Villagers and alleged war veterans aligned to Zimbabwe President Robert Mugabe's party have occupied a South African sugar firm's plantations in a move Harare condemned as "illegal" on Thursday.
"Scores" of people descended on South Africa-based Tongaat Hulett's estates 500 kilometers (310 miles) south east of Zimbabwe's capital on Monday, according to Lands and Rural Resettlement Minister Douglas Mombeshora.
"We received information that some people have illegally occupied land on the sugar estates and we have given very clear instructions that they must move off," Mombeshora told AFP.
"We have instructed the police to evict them. There have been some arrests and progress has been made to get all the illegal occupants out."
Tongaat Hulett spokeswoman Adelaide Chikunguru-Musvovi said the company was still functioning as normal.
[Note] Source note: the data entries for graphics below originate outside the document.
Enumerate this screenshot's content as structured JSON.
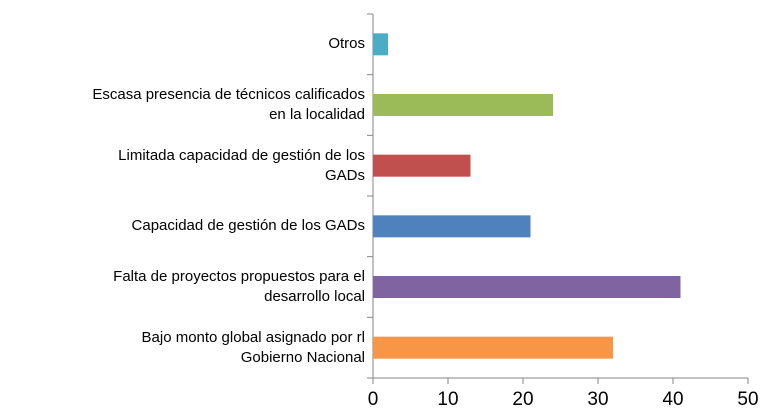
{
  "chart_data": {
    "type": "bar",
    "orientation": "horizontal",
    "categories": [
      "Otros",
      "Escasa presencia de técnicos calificados\nen la localidad",
      "Limitada capacidad de gestión de los\nGADs",
      "Capacidad de gestión de los GADs",
      "Falta de proyectos propuestos para el\ndesarrollo local",
      "Bajo monto global asignado por rl\nGobierno Nacional"
    ],
    "values": [
      2,
      24,
      13,
      21,
      41,
      32
    ],
    "colors": [
      "#4bacc6",
      "#9bbb59",
      "#c0504d",
      "#4f81bd",
      "#8064a2",
      "#f79646"
    ],
    "xlim": [
      0,
      50
    ],
    "xticks": [
      0,
      10,
      20,
      30,
      40,
      50
    ],
    "grid": false
  }
}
"Our operations are continuing as usual. We have had no disruptions," she told AFP.
The illegal settlers claimed to have government permits allowing them to occupy the two estates in the flat lowlands, according to state-backed daily The Herald.
A war veterans association traditionally associated with the ruling ZANU-PF was reportedly part of the group.
Zimbabwe National Liberation War Veterans Association provincial chairman Francis Nando said they would stay on the estate until the authorities fulfilled earlier pledges to allocate them land from sugar cane plots.
"The political leadership is protecting Tongaat Hulett for reasons best known to themselves," he told The Herald.
He was unreachable for further comment.
The illegal settlement is reminiscent of farm invasions sanctioned by Mugabe in the early 2000s that prompted a mass exodus of white landowners from Zimbabwe.
Then, party loyalists seized and occupied white-owned commercial farms in often violent confrontations, which have been partly blamed for Zimbabwe's perennial food shortages.
The government's reaction this time contrasts with its backing of the seizures ten years ago.
Following those invasions, later formalized as the official land reform program, the government passed equity laws that compelled foreign companies to cede majority shares to local partners.
Government critics say the laws scare away potential investors from a struggling economy in dire need of foreign money.
Tongaat Hulett, which owns the whole Triangle estate and 50.3 percent in the Hippo Valley plantations, has come under repeated government pressure to give up its majority ownership.
The two operations together produce 640,000 tonnes of sugar a year.